Sentencing Guidelines in Federal Court in Criminal Cases

Perhaps the biggest difference between defending a criminal case in federal court versus trial courts in Georgia is the sentencing guidelines. The federal sentencing guidelines manual is complex, it includes over 500 pages of rules and formulas.

Often, to determine whether to go to trial, a person accused of a federal crime must be informed of the likely outcome of a plea and of trial. This is how one makes an informed decision. I have practiced as a federal prosecutor and private attorney since 2000. I have seen changes that have significantly affected the sentencing guidelines. The most significant change came in 2005 when the Unites States Supreme Court found that the guidelines would no longer be deemed mandatory (the “Booker” case). Prior to Booker, judges were largely compelled to follow the guidelines. Federal judges lacked discretion to determine what is a fair sentence. Lawyers were left to argue for a sentence within a narrow “guideline range.”

Today, federal judges have discretion and the lawyers advocating for clients are critical. A lawyer who has mastered the guidelines must first strive to place a client at the lowest possible guideline level. Then, the skilled attorney can argue for a “reasonable sentence” below the sentencing guideline range.

If you’d like to read the federal sentencing guidelines for yourself, they may be found at https://www.ussc.gov/guidelines.

The sentencing guidelines are one of the two most critical factors in determining what a sentence will likely be. The other is mandatory minimum sentences. I will discuss that in my next blog.

Trials in Federal Court

by John Lovell

For my first blog with Peach State Lawyers, I’ll address trials in federal court. Because every client is cloaked in a presumption of innocence, I start with the view that the government has made an error in charging my client. My concern is based on my experience – the last three cases I tried in federal court resulted in acquittals for all or the most serious charges. The three trials resulted in acquittals for 1) murder and a gun possession charge, 2) two counts of attempted murder and a parallel gun possession charge for each count, and 3) four counts alleging the production of child pornography.

All three clients knew they were innocent of these charges and told me they wished to go to trial. After evaluating the government’s cases, I agreed with them and prepared for trial. The murder acquittal is an example of how we defend serious charges. In this case, we had more than a mere attack on the credibility of the government’s witnesses, we put up a case for innocence that was stronger than the federal government’s case. Together with my investigator, we discovered the person who committed the murder. We found witnesses who saw the murder and they were more credible than the “snitches” who testified with hopes of getting themselves out of trouble.

Not every case is appropriate for trial. However, a skilled attorney advises a client whether the case is triable.
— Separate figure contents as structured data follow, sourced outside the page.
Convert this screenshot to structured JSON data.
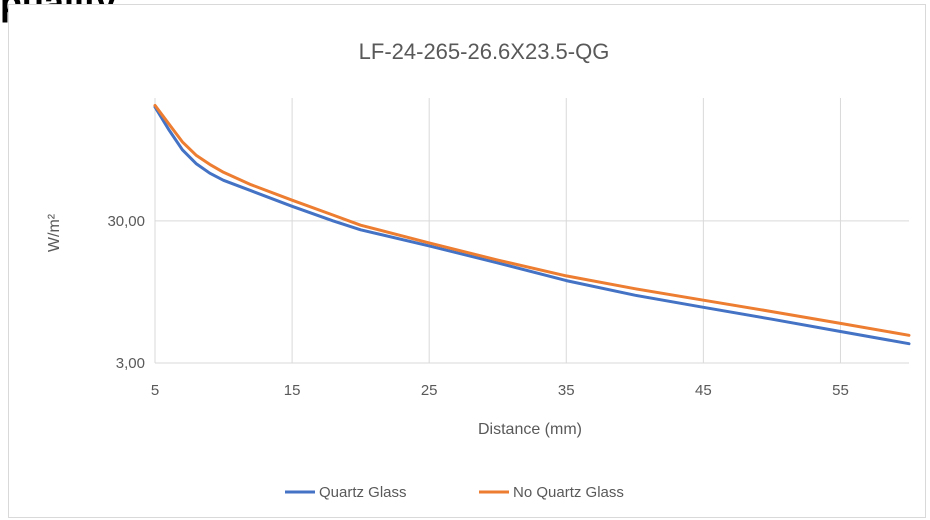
{
  "page_fragment": "puality",
  "chart_data": {
    "type": "line",
    "title": "LF-24-265-26.6X23.5-QG",
    "xlabel": "Distance (mm)",
    "ylabel": "W/m²",
    "xlim": [
      5,
      60
    ],
    "ylim_log": [
      3,
      220
    ],
    "y_scale": "log",
    "x_ticks": [
      5,
      15,
      25,
      35,
      45,
      55
    ],
    "y_ticks": [
      3,
      30
    ],
    "y_tick_labels": [
      "3,00",
      "30,00"
    ],
    "grid": true,
    "legend_position": "bottom",
    "series": [
      {
        "name": "Quartz Glass",
        "color": "#4472c4",
        "x": [
          5,
          6,
          7,
          8,
          9,
          10,
          12,
          15,
          18,
          20,
          25,
          30,
          35,
          40,
          45,
          50,
          55,
          60
        ],
        "y": [
          190,
          132,
          95,
          76,
          65,
          58,
          49,
          38,
          30,
          26,
          20,
          15.2,
          11.4,
          9.0,
          7.4,
          6.1,
          5.0,
          4.1
        ]
      },
      {
        "name": "No Quartz Glass",
        "color": "#ed7d31",
        "x": [
          5,
          6,
          7,
          8,
          9,
          10,
          12,
          15,
          18,
          20,
          25,
          30,
          35,
          40,
          45,
          50,
          55,
          60
        ],
        "y": [
          195,
          145,
          108,
          87,
          75,
          66,
          54,
          42,
          33,
          28,
          21,
          15.9,
          12.3,
          10.0,
          8.3,
          6.9,
          5.7,
          4.7
        ]
      }
    ]
  }
}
When searching for an attorney in federal court, ask direct questions such as:
• How many cases have you handled in the courthouse where my case will be heard?
• How many trials have you represented a client as first chair (not as an assistant)?
• What were the outcomes of the cases you tried?

If an attorney tells you of terrific outcomes, ask to see proof. It is your duty as a person defending his freedom to find out which attorneys are marketing geniuses and which are skilled trial attorneys (some are both). The attorney focused on marketing may not have the skills to represent you in court. Even if the case is not a case that should be tried, you do not want an attorney negotiating for you who has a reputation of avoiding trials. You want an attorney who brings credibility to the table! After all, this may be the most important decision you make.